French President Emmanuel Macron attends a European Union leaders summit in Brussels, Belgium June 24, 2022. (Reuters)
French President Emmanuel Macron attends a European Union leaders summit in Brussels, Belgium June 24, 2022. (Reuters)

Emmanuel Macron may be weakened at home after parliamentary elections forced him into political maneuvering, but on the international stage the French president has the resources to remain one of the most influential world leaders.

France’s foreign allies closely watched Sunday’s elections where Macron’s alliance won the most seats but lost its majority in the National Assembly, France’s most powerful house of parliament.

The outcome has made the 44-year-old centrist’s life significantly harder at home, rendering the implementation of his agenda - such as pension changes and tax cuts - more difficult. Yet it is not expected to derail his international agenda in the immediate future.

Since Russia invaded Ukraine on Feb. 24, Macron has been at the epicenter of international diplomacy and, despite a historic shift in French politics and growing polarization, experts say that’s not expected to change.

"There will be much more contrast between the pressure he might have at home compared to his freer rein abroad," said Laurie Dundon, a France-based senior associate fellow with the European Leadership Network.

Macron, who is in Brussels for a two-day European Council summit, will next week head to Germany for the G-7 meeting and, the week after that, to Spain for the NATO summit.

The French president holds substantial powers over foreign policy, European affairs and defense. He is also the commander-in-chief of the country’s armed forces.

France has provided significant financial and military aid to Ukraine since Russia’s invasion and sent its troops to bolster Europe’s defenses on its eastern flank.
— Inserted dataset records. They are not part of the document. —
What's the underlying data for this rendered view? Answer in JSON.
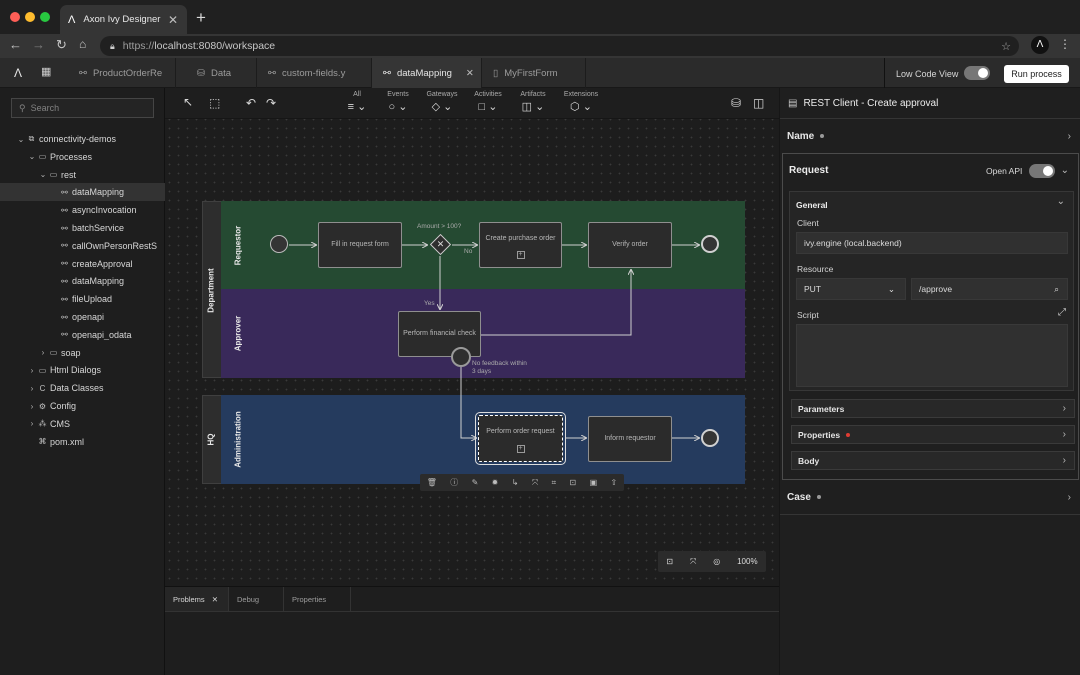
{
  "browser": {
    "tab_title": "Axon Ivy Designer",
    "tab_close": "✕",
    "new_tab": "+",
    "url_host": "localhost:8080/workspace",
    "url_scheme": "https://"
  },
  "app": {
    "logo": "Λ",
    "tabs": [
      {
        "label": "ProductOrderRe",
        "icon": "process-icon"
      },
      {
        "label": "Data",
        "icon": "data-class-icon"
      },
      {
        "label": "custom-fields.y",
        "icon": "process-icon"
      },
      {
        "label": "dataMapping",
        "icon": "process-icon"
      },
      {
        "label": "MyFirstForm",
        "icon": "form-icon"
      }
    ],
    "low_code_label": "Low Code View",
    "run_label": "Run process"
  },
  "sidebar": {
    "search_placeholder": "Search",
    "items": [
      {
        "label": "connectivity-demos",
        "level": 0,
        "twisty": "v",
        "icon": "project-icon",
        "selected": false
      },
      {
        "label": "Processes",
        "level": 1,
        "twisty": "v",
        "icon": "folder-icon",
        "selected": false
      },
      {
        "label": "rest",
        "level": 2,
        "twisty": "v",
        "icon": "folder-icon",
        "selected": false
      },
      {
        "label": "dataMapping",
        "level": 3,
        "twisty": "",
        "icon": "process-icon",
        "selected": true
      },
      {
        "label": "asyncInvocation",
        "level": 3,
        "twisty": "",
        "icon": "process-icon",
        "selected": false
      },
      {
        "label": "batchService",
        "level": 3,
        "twisty": "",
        "icon": "process-icon",
        "selected": false
      },
      {
        "label": "callOwnPersonRestS",
        "level": 3,
        "twisty": "",
        "icon": "process-icon",
        "selected": false
      },
      {
        "label": "createApproval",
        "level": 3,
        "twisty": "",
        "icon": "process-icon",
        "selected": false
      },
      {
        "label": "dataMapping",
        "level": 3,
        "twisty": "",
        "icon": "process-icon",
        "selected": false
      },
      {
        "label": "fileUpload",
        "level": 3,
        "twisty": "",
        "icon": "process-icon",
        "selected": false
      },
      {
        "label": "openapi",
        "level": 3,
        "twisty": "",
        "icon": "process-icon",
        "selected": false
      },
      {
        "label": "openapi_odata",
        "level": 3,
        "twisty": "",
        "icon": "process-icon",
        "selected": false
      },
      {
        "label": "soap",
        "level": 2,
        "twisty": ">",
        "icon": "folder-icon",
        "selected": false
      },
      {
        "label": "Html Dialogs",
        "level": 1,
        "twisty": ">",
        "icon": "folder-icon",
        "selected": false
      },
      {
        "label": "Data Classes",
        "level": 1,
        "twisty": ">",
        "icon": "data-class-icon",
        "selected": false
      },
      {
        "label": "Config",
        "level": 1,
        "twisty": ">",
        "icon": "config-icon",
        "selected": false
      },
      {
        "label": "CMS",
        "level": 1,
        "twisty": ">",
        "icon": "cms-icon",
        "selected": false
      },
      {
        "label": "pom.xml",
        "level": 1,
        "twisty": "",
        "icon": "file-icon",
        "selected": false
      }
    ]
  },
  "toolbar": {
    "groups": [
      {
        "label": "All",
        "icon": "≡ ⌄"
      },
      {
        "label": "Events",
        "icon": "○ ⌄"
      },
      {
        "label": "Gateways",
        "icon": "◇ ⌄"
      },
      {
        "label": "Activities",
        "icon": "□ ⌄"
      },
      {
        "label": "Artifacts",
        "icon": "◫ ⌄"
      },
      {
        "label": "Extensions",
        "icon": "⬡ ⌄"
      }
    ]
  },
  "diagram": {
    "pool_department": "Department",
    "pool_hq": "HQ",
    "lane_requestor": "Requestor",
    "lane_approver": "Approver",
    "lane_admin": "Administration",
    "task_fill": "Fill in request form",
    "gateway_label": "Amount > 100?",
    "gateway_symbol": "✕",
    "flow_no": "No",
    "flow_yes": "Yes",
    "task_create_purchase": "Create purchase order",
    "task_verify": "Verify order",
    "task_financial": "Perform financial check",
    "boundary_label": "No feedback within 3 days",
    "task_perform_order": "Perform order request",
    "task_inform": "Inform requestor",
    "sub_marker": "+"
  },
  "quickbar": {
    "icons": [
      "🗑",
      "ⓘ",
      "✎",
      "✹",
      "↳",
      "⤧",
      "⌗",
      "⊡",
      "▣",
      "⇧"
    ]
  },
  "zoom": {
    "value": "100%"
  },
  "bottom": {
    "tabs": [
      "Problems",
      "Debug",
      "Properties"
    ],
    "close": "✕"
  },
  "inspector": {
    "title": "REST Client - Create approval",
    "name_section": "Name",
    "request_section": "Request",
    "open_api_label": "Open API",
    "general_section": "General",
    "client_label": "Client",
    "client_value": "ivy.engine (local.backend)",
    "resource_label": "Resource",
    "method_value": "PUT",
    "path_value": "/approve",
    "script_label": "Script",
    "parameters_section": "Parameters",
    "properties_section": "Properties",
    "body_section": "Body",
    "case_section": "Case"
  },
  "colors": {
    "requestor_lane": "#254a32",
    "approver_lane": "#39295a",
    "admin_lane": "#253b5e",
    "required_dot": "#e03c32"
  }
}
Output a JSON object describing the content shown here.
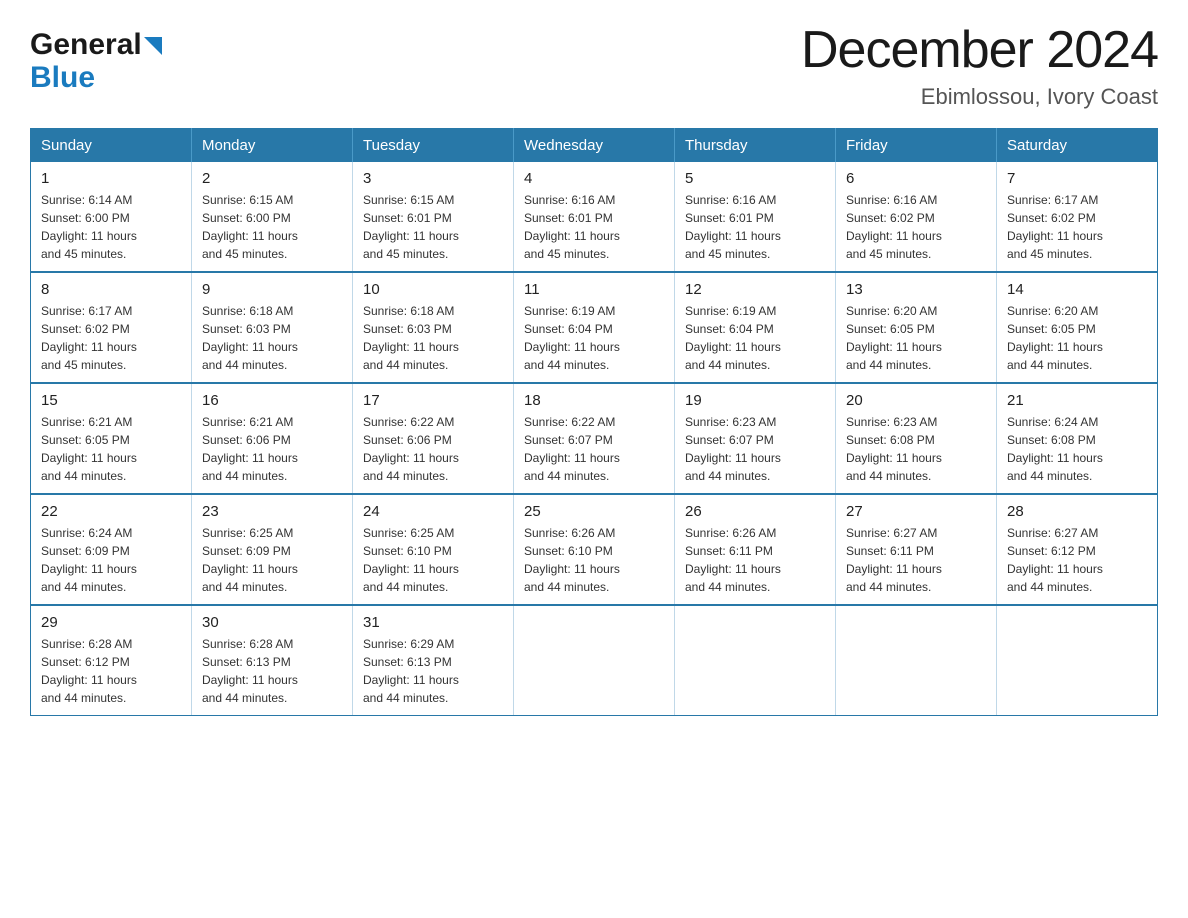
{
  "logo": {
    "general": "General",
    "blue": "Blue"
  },
  "header": {
    "title": "December 2024",
    "subtitle": "Ebimlossou, Ivory Coast"
  },
  "days_of_week": [
    "Sunday",
    "Monday",
    "Tuesday",
    "Wednesday",
    "Thursday",
    "Friday",
    "Saturday"
  ],
  "weeks": [
    [
      {
        "day": "1",
        "sunrise": "6:14 AM",
        "sunset": "6:00 PM",
        "daylight": "11 hours and 45 minutes."
      },
      {
        "day": "2",
        "sunrise": "6:15 AM",
        "sunset": "6:00 PM",
        "daylight": "11 hours and 45 minutes."
      },
      {
        "day": "3",
        "sunrise": "6:15 AM",
        "sunset": "6:01 PM",
        "daylight": "11 hours and 45 minutes."
      },
      {
        "day": "4",
        "sunrise": "6:16 AM",
        "sunset": "6:01 PM",
        "daylight": "11 hours and 45 minutes."
      },
      {
        "day": "5",
        "sunrise": "6:16 AM",
        "sunset": "6:01 PM",
        "daylight": "11 hours and 45 minutes."
      },
      {
        "day": "6",
        "sunrise": "6:16 AM",
        "sunset": "6:02 PM",
        "daylight": "11 hours and 45 minutes."
      },
      {
        "day": "7",
        "sunrise": "6:17 AM",
        "sunset": "6:02 PM",
        "daylight": "11 hours and 45 minutes."
      }
    ],
    [
      {
        "day": "8",
        "sunrise": "6:17 AM",
        "sunset": "6:02 PM",
        "daylight": "11 hours and 45 minutes."
      },
      {
        "day": "9",
        "sunrise": "6:18 AM",
        "sunset": "6:03 PM",
        "daylight": "11 hours and 44 minutes."
      },
      {
        "day": "10",
        "sunrise": "6:18 AM",
        "sunset": "6:03 PM",
        "daylight": "11 hours and 44 minutes."
      },
      {
        "day": "11",
        "sunrise": "6:19 AM",
        "sunset": "6:04 PM",
        "daylight": "11 hours and 44 minutes."
      },
      {
        "day": "12",
        "sunrise": "6:19 AM",
        "sunset": "6:04 PM",
        "daylight": "11 hours and 44 minutes."
      },
      {
        "day": "13",
        "sunrise": "6:20 AM",
        "sunset": "6:05 PM",
        "daylight": "11 hours and 44 minutes."
      },
      {
        "day": "14",
        "sunrise": "6:20 AM",
        "sunset": "6:05 PM",
        "daylight": "11 hours and 44 minutes."
      }
    ],
    [
      {
        "day": "15",
        "sunrise": "6:21 AM",
        "sunset": "6:05 PM",
        "daylight": "11 hours and 44 minutes."
      },
      {
        "day": "16",
        "sunrise": "6:21 AM",
        "sunset": "6:06 PM",
        "daylight": "11 hours and 44 minutes."
      },
      {
        "day": "17",
        "sunrise": "6:22 AM",
        "sunset": "6:06 PM",
        "daylight": "11 hours and 44 minutes."
      },
      {
        "day": "18",
        "sunrise": "6:22 AM",
        "sunset": "6:07 PM",
        "daylight": "11 hours and 44 minutes."
      },
      {
        "day": "19",
        "sunrise": "6:23 AM",
        "sunset": "6:07 PM",
        "daylight": "11 hours and 44 minutes."
      },
      {
        "day": "20",
        "sunrise": "6:23 AM",
        "sunset": "6:08 PM",
        "daylight": "11 hours and 44 minutes."
      },
      {
        "day": "21",
        "sunrise": "6:24 AM",
        "sunset": "6:08 PM",
        "daylight": "11 hours and 44 minutes."
      }
    ],
    [
      {
        "day": "22",
        "sunrise": "6:24 AM",
        "sunset": "6:09 PM",
        "daylight": "11 hours and 44 minutes."
      },
      {
        "day": "23",
        "sunrise": "6:25 AM",
        "sunset": "6:09 PM",
        "daylight": "11 hours and 44 minutes."
      },
      {
        "day": "24",
        "sunrise": "6:25 AM",
        "sunset": "6:10 PM",
        "daylight": "11 hours and 44 minutes."
      },
      {
        "day": "25",
        "sunrise": "6:26 AM",
        "sunset": "6:10 PM",
        "daylight": "11 hours and 44 minutes."
      },
      {
        "day": "26",
        "sunrise": "6:26 AM",
        "sunset": "6:11 PM",
        "daylight": "11 hours and 44 minutes."
      },
      {
        "day": "27",
        "sunrise": "6:27 AM",
        "sunset": "6:11 PM",
        "daylight": "11 hours and 44 minutes."
      },
      {
        "day": "28",
        "sunrise": "6:27 AM",
        "sunset": "6:12 PM",
        "daylight": "11 hours and 44 minutes."
      }
    ],
    [
      {
        "day": "29",
        "sunrise": "6:28 AM",
        "sunset": "6:12 PM",
        "daylight": "11 hours and 44 minutes."
      },
      {
        "day": "30",
        "sunrise": "6:28 AM",
        "sunset": "6:13 PM",
        "daylight": "11 hours and 44 minutes."
      },
      {
        "day": "31",
        "sunrise": "6:29 AM",
        "sunset": "6:13 PM",
        "daylight": "11 hours and 44 minutes."
      },
      null,
      null,
      null,
      null
    ]
  ],
  "label_sunrise": "Sunrise:",
  "label_sunset": "Sunset:",
  "label_daylight": "Daylight:"
}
During the presidential campaign in spring, Macron’s popularity rose because of his leadership role in efforts to end the war: He championed ever tougher sanctions against Moscow while keeping an open line with Russian President Vladimir Putin and has been in near-constant contact with Ukrainian President Volodymyr Zelenskyy.

Macron, who won a second term against far-right candidate Marine Le Pen in April, even traveled to Kyiv in the week between the two rounds of the vote earlier this month, along with other European leaders.

France’s support for Ukraine is widely popular at home according to opinion polls, and opposition leaders have carefully avoided criticizing it.

The platform of the leftist coalition led by Jean-Luc Mélenchon, which has become France’s main opposition force, is explicitly in favor of Ukraine’s sovereignty and territorial integrity. On the far right, Le Pen, who has long had ties to Russia, now says she supports a "free Ukraine" while expressing reservations over arms deliveries.

"Foreign policy is not a realm where either Le Pen or Mélenchon want to expend their energy when they have so many domestic issues to challenge Macron on," Dundon said.

"Neither one of them wants to get involved in the messiness of the diplomacy on Russia and Ukraine," she said.

First elected in 2017, the staunchly pro-European Macron has never hidden his ambition for a leadership role in global diplomacy. His reelection in April bolstered his standing as a senior player in Europe as it faces the war in Ukraine and its consequences for the continent and beyond.

France’s strong presidential powers are a legacy from Gen. Charles de Gaulle’s will to have a stable political system throughout the Fifth Republic he established in 1958, after the post-World War II period experienced successions of short-lived, inefficient governments.

The president represents the country abroad, meeting with foreign heads of states and governments. It’s the prime minister, appointed by the president, who is accountable to parliament.

The National Assembly has negligible power over the president’s foreign agenda although it keeps control of government spending.

"Parliament has not been asked to give its opinion on the dispatch of arms to Ukraine, nor on France’s external operations, notably in the Sahel, in the Middle East as part of the anti-ISIS coalition, or in Afghanistan," Nicolas Tenzer, Senior Fellow at the Center for European Policy Analysis, wrote.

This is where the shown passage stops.